Basically, Virginia is getting fed up with the Fed and wants a gold-based money system. So they are looking into it. They haven't done anything yet, but they are looking into it.
I honestly don't know much about this sort of thing. Having dollars backed by something real, like gold, sure does sound like a good idea. Because as it is now, a "dollar" is just an abstraction. Today, if you have $100, the number of those dollars will remain the same but over time those dollars are likely to be worth less and less and less.
That is why an ounce of gold costs more and more dollars.
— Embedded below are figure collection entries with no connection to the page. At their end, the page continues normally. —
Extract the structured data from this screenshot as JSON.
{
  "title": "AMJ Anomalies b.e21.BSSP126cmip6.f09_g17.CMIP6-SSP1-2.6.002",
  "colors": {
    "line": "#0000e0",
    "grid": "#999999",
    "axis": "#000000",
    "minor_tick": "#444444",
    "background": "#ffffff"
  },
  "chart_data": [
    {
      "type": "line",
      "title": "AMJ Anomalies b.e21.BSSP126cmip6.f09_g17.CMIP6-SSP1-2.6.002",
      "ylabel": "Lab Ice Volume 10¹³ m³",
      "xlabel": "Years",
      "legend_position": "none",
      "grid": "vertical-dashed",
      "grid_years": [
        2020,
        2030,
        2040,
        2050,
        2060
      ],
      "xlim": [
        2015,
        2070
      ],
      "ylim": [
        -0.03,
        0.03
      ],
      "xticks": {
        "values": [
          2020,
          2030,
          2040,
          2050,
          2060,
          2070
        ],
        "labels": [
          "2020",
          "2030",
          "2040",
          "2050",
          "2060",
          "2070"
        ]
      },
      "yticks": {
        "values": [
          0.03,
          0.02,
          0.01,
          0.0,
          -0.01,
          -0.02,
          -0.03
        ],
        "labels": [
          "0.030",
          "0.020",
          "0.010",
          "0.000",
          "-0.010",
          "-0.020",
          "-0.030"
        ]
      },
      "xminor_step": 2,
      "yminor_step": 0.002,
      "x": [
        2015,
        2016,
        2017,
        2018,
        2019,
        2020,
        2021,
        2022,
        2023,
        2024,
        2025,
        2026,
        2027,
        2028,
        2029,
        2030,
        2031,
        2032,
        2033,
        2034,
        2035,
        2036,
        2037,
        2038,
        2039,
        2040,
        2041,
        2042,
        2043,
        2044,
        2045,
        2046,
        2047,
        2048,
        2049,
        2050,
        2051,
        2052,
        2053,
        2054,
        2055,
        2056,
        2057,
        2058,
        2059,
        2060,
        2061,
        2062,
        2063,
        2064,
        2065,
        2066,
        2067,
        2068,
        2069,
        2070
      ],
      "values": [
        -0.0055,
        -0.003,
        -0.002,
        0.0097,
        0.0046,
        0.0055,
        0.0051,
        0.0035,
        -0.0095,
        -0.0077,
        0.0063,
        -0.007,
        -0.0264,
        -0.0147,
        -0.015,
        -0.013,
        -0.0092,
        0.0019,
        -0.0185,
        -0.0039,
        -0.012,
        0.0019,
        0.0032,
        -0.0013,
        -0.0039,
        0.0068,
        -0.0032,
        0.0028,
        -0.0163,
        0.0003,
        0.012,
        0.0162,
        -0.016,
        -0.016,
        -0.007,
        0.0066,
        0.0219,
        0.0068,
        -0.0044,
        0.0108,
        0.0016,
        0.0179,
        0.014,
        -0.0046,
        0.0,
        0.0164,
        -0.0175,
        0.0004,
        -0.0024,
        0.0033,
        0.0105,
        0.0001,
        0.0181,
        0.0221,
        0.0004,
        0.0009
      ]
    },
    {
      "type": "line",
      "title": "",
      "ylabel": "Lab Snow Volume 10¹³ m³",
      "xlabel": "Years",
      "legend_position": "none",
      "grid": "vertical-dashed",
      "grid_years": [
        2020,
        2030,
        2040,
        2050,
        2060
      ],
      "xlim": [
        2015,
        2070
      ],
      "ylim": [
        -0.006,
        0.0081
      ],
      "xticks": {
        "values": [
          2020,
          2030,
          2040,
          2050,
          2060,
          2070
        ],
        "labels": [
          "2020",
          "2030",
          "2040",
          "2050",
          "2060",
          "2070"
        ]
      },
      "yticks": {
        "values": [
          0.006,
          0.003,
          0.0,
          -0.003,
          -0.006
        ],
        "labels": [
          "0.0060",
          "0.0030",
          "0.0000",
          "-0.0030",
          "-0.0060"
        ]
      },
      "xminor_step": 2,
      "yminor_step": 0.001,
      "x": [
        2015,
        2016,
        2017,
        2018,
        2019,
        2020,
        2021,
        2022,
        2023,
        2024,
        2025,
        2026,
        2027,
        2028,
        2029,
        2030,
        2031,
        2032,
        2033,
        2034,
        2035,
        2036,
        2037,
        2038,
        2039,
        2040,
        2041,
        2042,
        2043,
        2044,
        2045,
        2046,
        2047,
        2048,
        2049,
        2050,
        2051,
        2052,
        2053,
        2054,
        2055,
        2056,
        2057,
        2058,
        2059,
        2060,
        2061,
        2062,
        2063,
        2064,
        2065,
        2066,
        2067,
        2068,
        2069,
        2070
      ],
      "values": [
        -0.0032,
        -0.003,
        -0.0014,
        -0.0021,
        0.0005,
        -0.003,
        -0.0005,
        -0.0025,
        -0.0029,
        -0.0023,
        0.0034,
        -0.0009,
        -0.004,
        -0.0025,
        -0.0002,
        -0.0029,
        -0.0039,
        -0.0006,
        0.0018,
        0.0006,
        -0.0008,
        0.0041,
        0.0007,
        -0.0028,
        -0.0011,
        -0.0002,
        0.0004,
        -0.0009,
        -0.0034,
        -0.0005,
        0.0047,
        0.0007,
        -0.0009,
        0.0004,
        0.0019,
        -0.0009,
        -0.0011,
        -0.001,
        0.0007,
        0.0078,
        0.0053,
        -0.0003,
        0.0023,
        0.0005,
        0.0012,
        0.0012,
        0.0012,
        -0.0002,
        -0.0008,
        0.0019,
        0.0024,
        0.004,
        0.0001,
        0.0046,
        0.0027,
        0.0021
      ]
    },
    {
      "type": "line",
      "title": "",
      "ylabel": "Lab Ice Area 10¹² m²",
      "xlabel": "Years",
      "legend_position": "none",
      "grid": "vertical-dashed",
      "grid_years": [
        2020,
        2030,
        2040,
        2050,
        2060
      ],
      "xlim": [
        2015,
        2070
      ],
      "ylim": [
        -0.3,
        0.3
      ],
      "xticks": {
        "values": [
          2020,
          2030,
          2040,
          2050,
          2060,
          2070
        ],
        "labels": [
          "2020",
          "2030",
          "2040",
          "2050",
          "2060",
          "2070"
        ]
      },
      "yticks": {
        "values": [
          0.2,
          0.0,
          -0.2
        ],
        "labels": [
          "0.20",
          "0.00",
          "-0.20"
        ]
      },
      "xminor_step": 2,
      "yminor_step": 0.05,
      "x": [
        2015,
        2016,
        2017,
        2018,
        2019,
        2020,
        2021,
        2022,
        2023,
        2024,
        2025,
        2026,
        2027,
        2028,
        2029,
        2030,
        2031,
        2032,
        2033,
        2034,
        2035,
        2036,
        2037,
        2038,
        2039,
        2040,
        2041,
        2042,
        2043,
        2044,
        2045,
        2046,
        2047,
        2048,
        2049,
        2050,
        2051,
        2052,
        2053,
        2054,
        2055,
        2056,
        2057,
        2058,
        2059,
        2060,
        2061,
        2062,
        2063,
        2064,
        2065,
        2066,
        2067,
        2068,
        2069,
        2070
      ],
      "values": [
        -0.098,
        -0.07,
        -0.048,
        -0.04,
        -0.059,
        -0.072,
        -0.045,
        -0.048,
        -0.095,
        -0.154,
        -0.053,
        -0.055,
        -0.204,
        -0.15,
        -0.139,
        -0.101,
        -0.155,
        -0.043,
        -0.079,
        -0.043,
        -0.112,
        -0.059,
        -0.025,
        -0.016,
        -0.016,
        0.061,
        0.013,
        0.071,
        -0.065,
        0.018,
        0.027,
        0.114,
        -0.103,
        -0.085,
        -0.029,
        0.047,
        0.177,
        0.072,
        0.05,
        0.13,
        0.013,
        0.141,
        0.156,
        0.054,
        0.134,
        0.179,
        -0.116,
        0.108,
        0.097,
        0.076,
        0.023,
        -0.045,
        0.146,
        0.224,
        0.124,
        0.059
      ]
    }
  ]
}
It's not that the "value" of gold is increasing - I am willing to bet than an ounce of gold today buys pretty much what an ounce of gold bought years ago - but that the value of the abstraction called a "dollar" is decreasing.
So, a gold standard sounds like a good idea.
But there is one sentence in that story that put me squarely behind Virginia's plan.
“He’s descending into serious la la land,” House Democratic Caucus Chairman Mark Sickles told FoxNews.com
Sickles said this of Robert Marshall, a member of Virginia's state legislature. When a Democrat resorts to ridicule such as this as his strongest argument, you have to believe that the thing being ridiculed is a good idea. "La la land." Waste of money. Money that could be spent on education and the unemployed. And Virginia's (current) bond rating is great. BUT - what is it about the idea ITSELF that makes it a bad idea? The person who proposed it is in "la la land."
Bernanke also thinks it's a bad idea. That view has a little more credibility. Then again the proposal would basically make his very lucrative and powerful job obsolete.
So, Virginia's plan is sounding better and better.
And what does this have to do with bioethics? Oh, not much. But I do notice a similar tactic in bioethical decisions as that used by Mr. Sickles.
Ridicule. A thing is unethical if some loudmouth can ridicule you for it.